Known as CVE-2018-14847 the security flaw in MikroTik routers is being exploited with a view of installing the Coinhive cryptocurrency mining script in websites that users of the devices visit. According to cybersecurity researchers at SpiderLabs, tens of thousands of unpatched routers in Brazil were initially affected though the number is rapidly rising and spreading across the globe.
The vulnerability in the MikroTik Ethernet and Wi-Fi routers allows the bypassing of authentication by remote attackers who are then able to read and modify arbitrary files. It was discovered in April this year and the router manufacturer issued a patch shortly after.
Initially, the first Coinhive site key was found to have been used on 175,000 routers mainly in Brazil but a new key of the same mining script was injected in the routers and has so far affected an additional 25,000 routers in the eastern European country of Moldova, according to security researcher Troy Mursch. It is not clear whether it is the same attacker responsible for the newest phase of the attack or a copycat.
Originally, the Coinhive scripts were being injected into all the web pages visited by a user. However, in a bid to reduce the chances of detection the attacker turned to only installing the cryptocurrency mining scripts in custom error pages. Other techniques being used by the attacker to avoid detection include issuing cleanup commands after compromising routers in order to leave as small a footprint as possible.

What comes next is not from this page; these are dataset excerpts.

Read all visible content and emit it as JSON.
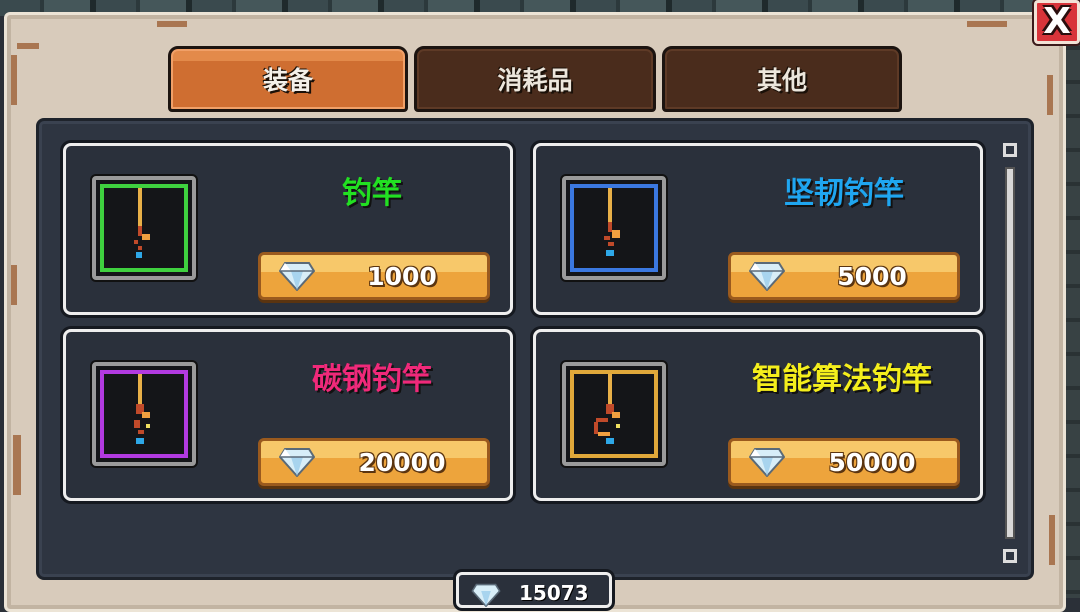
{
  "tabs": [
    {
      "label": "装备",
      "active": true
    },
    {
      "label": "消耗品",
      "active": false
    },
    {
      "label": "其他",
      "active": false
    }
  ],
  "items": [
    {
      "name": "钓竿",
      "name_color": "#22e022",
      "rarity_color": "#3fd13f",
      "price": "1000"
    },
    {
      "name": "坚韧钓竿",
      "name_color": "#1fa6f0",
      "rarity_color": "#3b78e0",
      "price": "5000"
    },
    {
      "name": "碳钢钓竿",
      "name_color": "#f0297a",
      "rarity_color": "#b23ae0",
      "price": "20000"
    },
    {
      "name": "智能算法钓竿",
      "name_color": "#f4ee1c",
      "rarity_color": "#e0a83a",
      "price": "50000"
    }
  ],
  "currency": {
    "icon": "diamond-icon",
    "amount": "15073"
  },
  "close": {
    "label": "X"
  }
}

Though the cryptojacking campaign is mainly targeting Brazil, it is also spreading across the globe with the potential to compromise many more MikroTik routers. It is estimated that a significant number of MikroTik routers around the world have not been patched four months after the security fix was released.
“There are hundreds of thousands of these devices around the globe, in use by ISPs and different organizations and businesses, each device serves at least tens if not hundreds of users daily,” Simon Kenin, a security researcher at SpiderLabs, wrote in a blog post.
Additionally, the attack works both ways. Since it is aimed at vulnerable MikroTik routers it also affects websites hosted on servers using compromised devices and will thus users who are not directly connected to the infected devices from any geo-location are also vulnerable.
“As mentioned, servers that are connected to infected routers would also, in some cases, return an error page with Coinhive to users that are visiting those servers, no matter where on the internet they are visiting from,” notes Kenin.